As I’ve looked in Bible to help me understand what God says about shame, I’ve found out that God does not put me to shame nor is His plan for me to live in shame. The bible says ‘No one who hopes in You will ever be put to shame. – Psalm 25:3b.’ and also ‘…hope does not put us to shame, because God’s love has been poured out into our hearts through the Holy Spirit, who has been given to us. – Romans 5:5So, when I feel the claws of shame trying to hook themselves into me, I’ll pause and look to Jesus for the hope that will never put me to shame. Then that shame will not find a place to attach and I can move forward in life with my head held high.

I pray that we all experience renewed hope in our hearts today, in this moment. I pray that God’s love will be poured out even more into our hearts through the Holy Spirit and that we can use that to heal our areas of influence. I pray that we will know the Hope that does not put us to shame, but instead raises us up in God’s glory and power with confidence to take the next step in our lives. So, to all of us, let us choose HOPE!
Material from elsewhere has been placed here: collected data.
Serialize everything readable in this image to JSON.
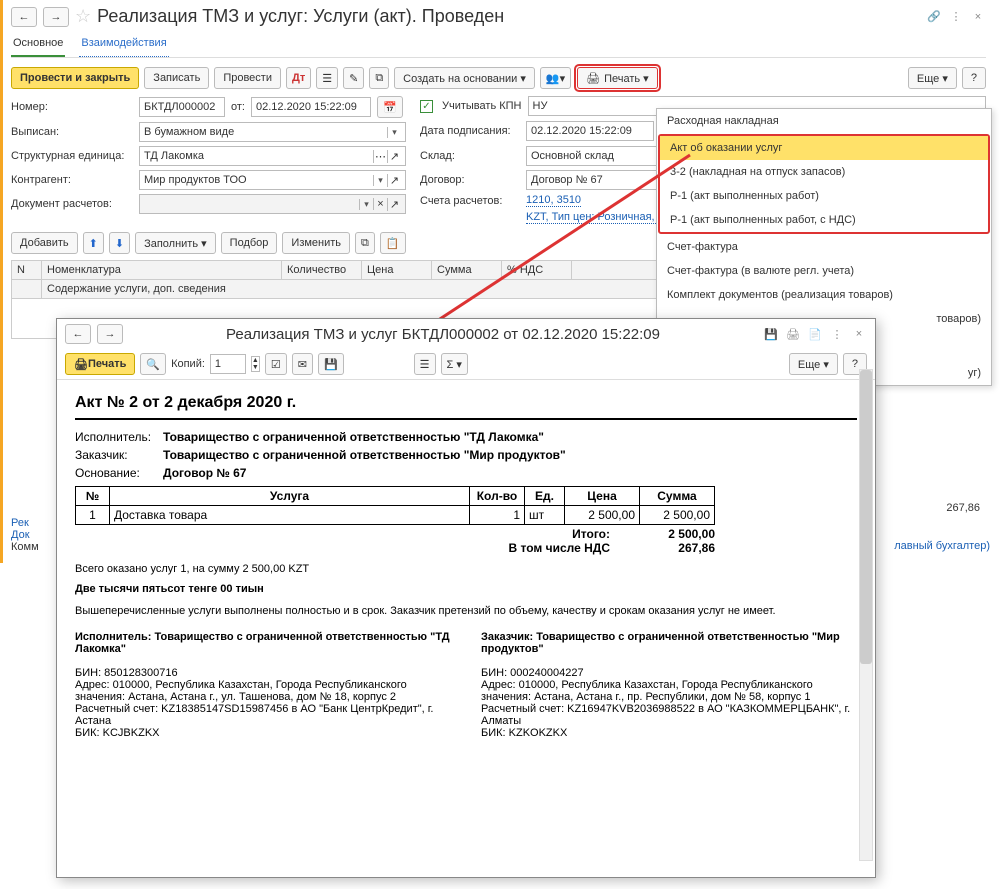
{
  "titlebar": {
    "title": "Реализация ТМЗ и услуг: Услуги (акт). Проведен",
    "back": "←",
    "fwd": "→",
    "star": "☆",
    "link": "🔗",
    "more": "⋮",
    "close": "×"
  },
  "tabs": {
    "main": "Основное",
    "interactions": "Взаимодействия"
  },
  "toolbar": {
    "post_close": "Провести и закрыть",
    "save": "Записать",
    "post": "Провести",
    "create_based": "Создать на основании ▾",
    "print": "Печать ▾",
    "more": "Еще ▾",
    "help": "?"
  },
  "form": {
    "number_lbl": "Номер:",
    "number": "БКТДЛ000002",
    "from": "от:",
    "date": "02.12.2020 15:22:09",
    "kpn_chk": "Учитывать КПН",
    "kpn_val": "НУ",
    "issued_lbl": "Выписан:",
    "issued": "В бумажном виде",
    "sign_lbl": "Дата подписания:",
    "sign": "02.12.2020 15:22:09",
    "unit_lbl": "Структурная единица:",
    "unit": "ТД Лакомка",
    "warehouse_lbl": "Склад:",
    "warehouse": "Основной склад",
    "counter_lbl": "Контрагент:",
    "counter": "Мир продуктов ТОО",
    "contract_lbl": "Договор:",
    "contract": "Договор № 67",
    "docpay_lbl": "Документ расчетов:",
    "acc_lbl": "Счета расчетов:",
    "acc": "1210, 3510",
    "pricetype": "KZT, Тип цен: Розничная, НДС (в т.ч.)"
  },
  "tabletb": {
    "add": "Добавить",
    "fill": "Заполнить ▾",
    "select": "Подбор",
    "edit": "Изменить"
  },
  "tablehdr": [
    "N",
    "Номенклатура",
    "Количество",
    "Цена",
    "Сумма",
    "% НДС"
  ],
  "tablehdr2": "Содержание услуги, доп. сведения",
  "bottom": {
    "rec": "Рек",
    "doc": "Док",
    "comm": "Комм",
    "acct": "лавный бухгалтер)",
    "sum": "267,86"
  },
  "printmenu": {
    "items_top": [
      "Расходная накладная"
    ],
    "items_hl": "Акт об оказании услуг",
    "items_group": [
      "3-2 (накладная на отпуск запасов)",
      "Р-1 (акт выполненных работ)",
      "Р-1 (акт выполненных работ, с НДС)"
    ],
    "items_rest": [
      "Счет-фактура",
      "Счет-фактура (в валюте регл. учета)",
      "Комплект документов (реализация товаров)"
    ],
    "items_cut1": "товаров)",
    "items_cut2": "уг)"
  },
  "sub": {
    "title": "Реализация ТМЗ и услуг БКТДЛ000002 от 02.12.2020 15:22:09",
    "print": "Печать",
    "copies_lbl": "Копий:",
    "copies": "1",
    "more": "Еще ▾",
    "help": "?",
    "akt_title": "Акт № 2 от 2 декабря 2020 г.",
    "exec_lbl": "Исполнитель:",
    "exec": "Товарищество с ограниченной ответственностью \"ТД Лакомка\"",
    "cust_lbl": "Заказчик:",
    "cust": "Товарищество с ограниченной ответственностью \"Мир продуктов\"",
    "base_lbl": "Основание:",
    "base": "Договор № 67",
    "thdr": [
      "№",
      "Услуга",
      "Кол-во",
      "Ед.",
      "Цена",
      "Сумма"
    ],
    "trow": [
      "1",
      "Доставка товара",
      "1",
      "шт",
      "2 500,00",
      "2 500,00"
    ],
    "total_lbl": "Итого:",
    "total": "2 500,00",
    "vat_lbl": "В том числе НДС",
    "vat": "267,86",
    "sumtext1": "Всего оказано услуг 1, на сумму 2 500,00 KZT",
    "sumtext2": "Две тысячи пятьсот тенге 00 тиын",
    "note": "Вышеперечисленные услуги выполнены полностью и в срок. Заказчик претензий по объему, качеству и срокам оказания услуг не имеет.",
    "col1_h": "Исполнитель: Товарищество с ограниченной ответственностью \"ТД Лакомка\"",
    "col1_1": "БИН: 850128300716",
    "col1_2": "Адрес: 010000, Республика Казахстан, Города Республиканского значения: Астана, Астана г., ул. Ташенова, дом № 18, корпус 2",
    "col1_3": "Расчетный счет: KZ18385147SD15987456 в АО \"Банк ЦентрКредит\", г. Астана",
    "col1_4": "БИК: KCJBKZKX",
    "col2_h": "Заказчик: Товарищество с ограниченной ответственностью \"Мир продуктов\"",
    "col2_1": "БИН: 000240004227",
    "col2_2": "Адрес: 010000, Республика Казахстан, Города Республиканского значения: Астана, Астана г., пр. Республики, дом № 58, корпус 1",
    "col2_3": "Расчетный счет: KZ16947KVB2036988522 в АО \"КАЗКОММЕРЦБАНК\", г. Алматы",
    "col2_4": "БИК: KZKOKZKX"
  }
}
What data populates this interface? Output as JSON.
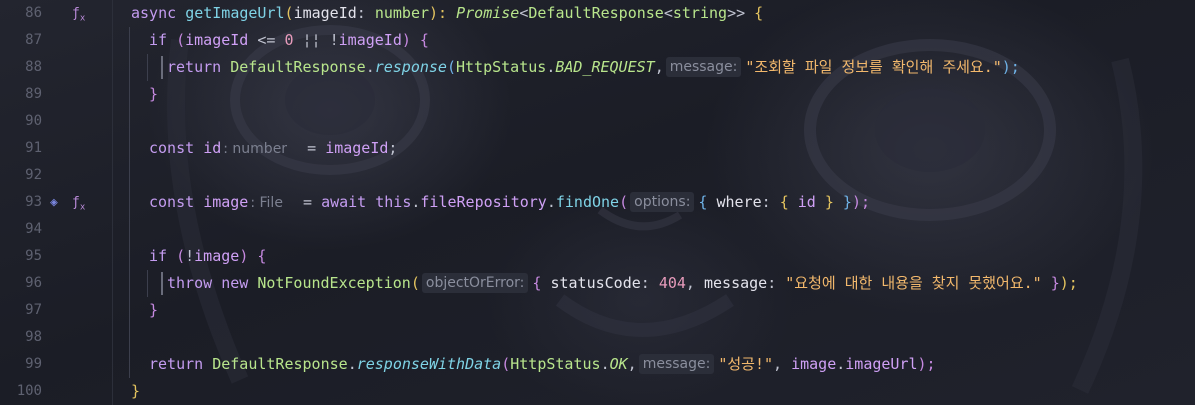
{
  "gutter": {
    "line_numbers": [
      "86",
      "87",
      "88",
      "89",
      "90",
      "91",
      "92",
      "93",
      "94",
      "95",
      "96",
      "97",
      "98",
      "99",
      "100"
    ],
    "icons": {
      "86": "function-marker-icon",
      "93": "database-icon"
    }
  },
  "code": {
    "l86": {
      "t1": "async",
      "t2": "getImageUrl",
      "t3": "(",
      "t4": "imageId",
      "t5": ": ",
      "t6": "number",
      "t7": "): ",
      "t8": "Promise",
      "t9": "<",
      "t10": "DefaultResponse",
      "t11": "<",
      "t12": "string",
      "t13": ">>",
      "t14": " {"
    },
    "l87": {
      "t1": "if",
      "t2": " (",
      "t3": "imageId",
      "t4": " <= ",
      "t5": "0",
      "t6": " ¦¦ ",
      "t7": "!",
      "t8": "imageId",
      "t9": ") {"
    },
    "l88": {
      "t1": "return",
      "t2": "DefaultResponse",
      "t3": ".",
      "t4": "response",
      "t5": "(",
      "t6": "HttpStatus",
      "t7": ".",
      "t8": "BAD_REQUEST",
      "t9": ",",
      "hint": "message:",
      "t10": "\"조회할 파일 정보를 확인해 주세요.\"",
      "t11": ");"
    },
    "l89": {
      "t1": "}"
    },
    "l91": {
      "t1": "const",
      "t2": "id",
      "type_hint": ": number",
      "t3": "=",
      "t4": "imageId",
      "t5": ";"
    },
    "l93": {
      "t1": "const",
      "t2": "image",
      "type_hint": ": File",
      "t3": "=",
      "t4": "await",
      "t5": "this",
      "t6": ".",
      "t7": "fileRepository",
      "t8": ".",
      "t9": "findOne",
      "t10": "(",
      "hint": "options:",
      "t11": "{",
      "t12": "where",
      "t13": ":",
      "t14": "{",
      "t15": "id",
      "t16": "}",
      "t17": "}",
      "t18": ");"
    },
    "l95": {
      "t1": "if",
      "t2": " (",
      "t3": "!",
      "t4": "image",
      "t5": ") {"
    },
    "l96": {
      "t1": "throw",
      "t2": "new",
      "t3": "NotFoundException",
      "t4": "(",
      "hint": "objectOrError:",
      "t5": "{",
      "t6": "statusCode",
      "t7": ":",
      "t8": "404",
      "t9": ",",
      "t10": "message",
      "t11": ":",
      "t12": "\"요청에 대한 내용을 찾지 못했어요.\"",
      "t13": "}",
      "t14": ");"
    },
    "l97": {
      "t1": "}"
    },
    "l99": {
      "t1": "return",
      "t2": "DefaultResponse",
      "t3": ".",
      "t4": "responseWithData",
      "t5": "(",
      "t6": "HttpStatus",
      "t7": ".",
      "t8": "OK",
      "t9": ",",
      "hint": "message:",
      "t10": "\"성공!\"",
      "t11": ",",
      "t12": "image",
      "t13": ".",
      "t14": "imageUrl",
      "t15": ");"
    },
    "l100": {
      "t1": "}"
    }
  },
  "colors": {
    "keyword": "#c49cf0",
    "function": "#7fd3e6",
    "type": "#b8e58c",
    "string": "#f2b86c",
    "number": "#e79bbb",
    "background": "#1b1d26"
  }
}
4 thoughts on “Shamed if You Do, Shamed if You Don’t”

  1. “So now the case is closed. There remains no accusing voice of condemnation against those who are joined in life-union with Jesus, the Anointed One.”
    ‭‭Romans‬ ‭8:1‬ ‭TPT‬‬ The shame voice is one of our true enemy – the accuser of the brethren. Run from this! Thanks for writing this!


  2. Thank you for being vulnerable with your thoughts Brittany. As a fellow shame-sufferer I know how hard that can be. I do not shame you for your input, but respect you as a calm, intelligent, thoughtful voice in the midst of too much anger and division.


    1. Thank you so much Mom-Pam! I’m so glad the input I gave came across in such a positive fashion. That was my hope, and I really didn’t want to add to the voice of shame, but rather reveal it! Thanks Mom.